Biology Club Helps Students Connect To the Life Around Them

By: Kylee McManus
Staff Writer

Green River College’s biology club offers an opportunity for students to enrich themselves in the study of life science through various hands-on activities and off-campus experiences.

The club is advised by Daniel Najera who teaches cell biology, northwest ecology, and environmental science at Green River College. The club president is Chantal Fonticoba, a third-year student at the college. Mark Vernon, another staff member at the college, helps run the club as well.

Biology is commonly described as the “study of life in general” and focuses on the components and structures of life. The club teaches students how everything in the world is interrelated and covers a wide variety of any living species that is able to be studied.

“Biology is important for people to learn because they are biological organisms,” Najera said. “Everything they learn [in the club] is directly relevant.”

The club does something new every meeting and the focus of the meetings is typically about something that one of its members observes and finds interesting.

“We are learning birds with the help of a bird game, we did a honey harvest, we have done placenta tours, [and] gone to the Burke Museum,” Najera said. Fonticoba shared that the group even dissected possums once.

In a recent meeting, the group went on a walk to check on nature through a trail surrounding Green River College. The trail is a long-term research study site flourishing with wildlife. The location of the college is unique because it offers such a diverse ecological system that many other colleges do not have on their respective campuses.

The goal of the nature walk was to look for and identify different mushrooms, as well as listen for bird calls. Students were able to see, touch, and smell wild mushrooms that were found growing on the forest floors and trees.

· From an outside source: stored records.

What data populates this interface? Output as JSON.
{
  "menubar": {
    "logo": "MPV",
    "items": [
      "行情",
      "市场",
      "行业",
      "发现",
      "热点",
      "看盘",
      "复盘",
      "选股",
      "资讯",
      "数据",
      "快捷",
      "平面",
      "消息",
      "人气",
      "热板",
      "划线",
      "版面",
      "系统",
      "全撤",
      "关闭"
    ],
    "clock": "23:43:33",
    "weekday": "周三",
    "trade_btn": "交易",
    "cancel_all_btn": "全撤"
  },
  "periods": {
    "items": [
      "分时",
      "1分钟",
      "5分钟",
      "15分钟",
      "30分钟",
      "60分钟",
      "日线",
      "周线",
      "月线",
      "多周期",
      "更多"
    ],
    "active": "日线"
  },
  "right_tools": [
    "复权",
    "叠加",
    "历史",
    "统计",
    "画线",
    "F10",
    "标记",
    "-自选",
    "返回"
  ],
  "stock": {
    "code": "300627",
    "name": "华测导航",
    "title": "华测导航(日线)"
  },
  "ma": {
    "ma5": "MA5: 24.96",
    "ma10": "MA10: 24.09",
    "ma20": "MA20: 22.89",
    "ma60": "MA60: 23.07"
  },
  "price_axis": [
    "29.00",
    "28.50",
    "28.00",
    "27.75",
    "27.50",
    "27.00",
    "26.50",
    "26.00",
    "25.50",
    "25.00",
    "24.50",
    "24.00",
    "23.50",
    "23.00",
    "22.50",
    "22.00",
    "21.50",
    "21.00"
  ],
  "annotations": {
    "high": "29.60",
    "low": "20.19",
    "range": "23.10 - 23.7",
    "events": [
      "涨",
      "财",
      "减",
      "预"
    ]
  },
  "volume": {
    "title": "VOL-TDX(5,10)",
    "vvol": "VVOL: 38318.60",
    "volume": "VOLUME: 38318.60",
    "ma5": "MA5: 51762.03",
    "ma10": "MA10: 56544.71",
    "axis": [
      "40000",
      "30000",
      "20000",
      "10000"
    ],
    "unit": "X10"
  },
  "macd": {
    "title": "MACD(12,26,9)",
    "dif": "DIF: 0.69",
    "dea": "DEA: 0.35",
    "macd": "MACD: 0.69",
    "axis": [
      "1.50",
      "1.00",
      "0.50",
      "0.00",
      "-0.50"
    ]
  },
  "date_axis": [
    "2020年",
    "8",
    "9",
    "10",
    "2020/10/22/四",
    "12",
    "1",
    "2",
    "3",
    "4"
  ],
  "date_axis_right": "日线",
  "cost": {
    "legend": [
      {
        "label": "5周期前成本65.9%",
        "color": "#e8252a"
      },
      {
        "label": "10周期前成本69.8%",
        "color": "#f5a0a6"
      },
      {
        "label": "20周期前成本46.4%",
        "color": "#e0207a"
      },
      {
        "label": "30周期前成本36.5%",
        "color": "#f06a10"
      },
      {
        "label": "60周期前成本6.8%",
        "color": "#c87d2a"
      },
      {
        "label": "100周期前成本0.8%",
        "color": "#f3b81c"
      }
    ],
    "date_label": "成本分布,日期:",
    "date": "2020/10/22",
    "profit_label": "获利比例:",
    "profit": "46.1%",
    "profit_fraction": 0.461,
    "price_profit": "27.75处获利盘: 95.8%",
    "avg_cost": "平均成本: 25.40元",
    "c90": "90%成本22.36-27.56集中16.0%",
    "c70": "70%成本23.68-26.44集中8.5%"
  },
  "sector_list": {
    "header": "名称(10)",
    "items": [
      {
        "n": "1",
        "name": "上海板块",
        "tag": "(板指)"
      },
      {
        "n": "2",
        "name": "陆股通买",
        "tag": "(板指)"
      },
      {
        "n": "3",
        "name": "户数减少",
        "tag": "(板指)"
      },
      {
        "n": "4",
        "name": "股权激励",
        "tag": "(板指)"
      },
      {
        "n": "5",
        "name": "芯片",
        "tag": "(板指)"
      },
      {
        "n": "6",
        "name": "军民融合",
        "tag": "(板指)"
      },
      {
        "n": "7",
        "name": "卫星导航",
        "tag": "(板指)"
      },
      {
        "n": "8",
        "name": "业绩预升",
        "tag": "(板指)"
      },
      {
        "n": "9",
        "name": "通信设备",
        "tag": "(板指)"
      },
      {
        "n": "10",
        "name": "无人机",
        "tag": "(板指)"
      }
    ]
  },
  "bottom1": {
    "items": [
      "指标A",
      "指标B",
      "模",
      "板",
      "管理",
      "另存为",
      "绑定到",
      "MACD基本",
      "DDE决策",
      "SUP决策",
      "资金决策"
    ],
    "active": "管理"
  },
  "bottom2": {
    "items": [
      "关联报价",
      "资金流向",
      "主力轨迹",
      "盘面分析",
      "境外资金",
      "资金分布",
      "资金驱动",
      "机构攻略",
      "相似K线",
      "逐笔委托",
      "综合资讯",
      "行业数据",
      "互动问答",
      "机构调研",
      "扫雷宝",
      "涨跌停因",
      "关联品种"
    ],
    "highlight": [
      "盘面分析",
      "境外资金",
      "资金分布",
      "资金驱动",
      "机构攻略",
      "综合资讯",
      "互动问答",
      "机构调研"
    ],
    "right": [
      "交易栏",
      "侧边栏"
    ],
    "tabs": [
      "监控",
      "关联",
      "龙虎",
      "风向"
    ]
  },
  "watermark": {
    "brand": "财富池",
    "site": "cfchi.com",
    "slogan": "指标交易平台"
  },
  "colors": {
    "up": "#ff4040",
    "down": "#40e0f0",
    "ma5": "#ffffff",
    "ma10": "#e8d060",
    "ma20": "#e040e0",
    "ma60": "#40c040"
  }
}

Common fungi that were found included cauliflower fungus, witch’s butter, and clavarioid fungi.

Vernon also used an audio device to pick up on the various bird sounds that were audible in the forest and helped identify the species of birds that were heard, with the most common being the chestnut-backed chickadee.

Anyone is welcome to join biology club, there is no previous knowledge of biology required.  Najera said that joining the club “will immerse you in the living system you are a part of” and “make you realize your connections to life that you might not always think of and show you how diverse life is.”

Biology club meetings are held at noon every Friday in room 243 of the Marv Nelson Science Learning Center. The last meeting of the quarter is Dec. 6. Fonticoba said that the club has a flexible schedule and “does stuff outside of that when people can’t make it”.

The club’s meeting time changes very quarter to fit the various schedules of students who are interested in joining.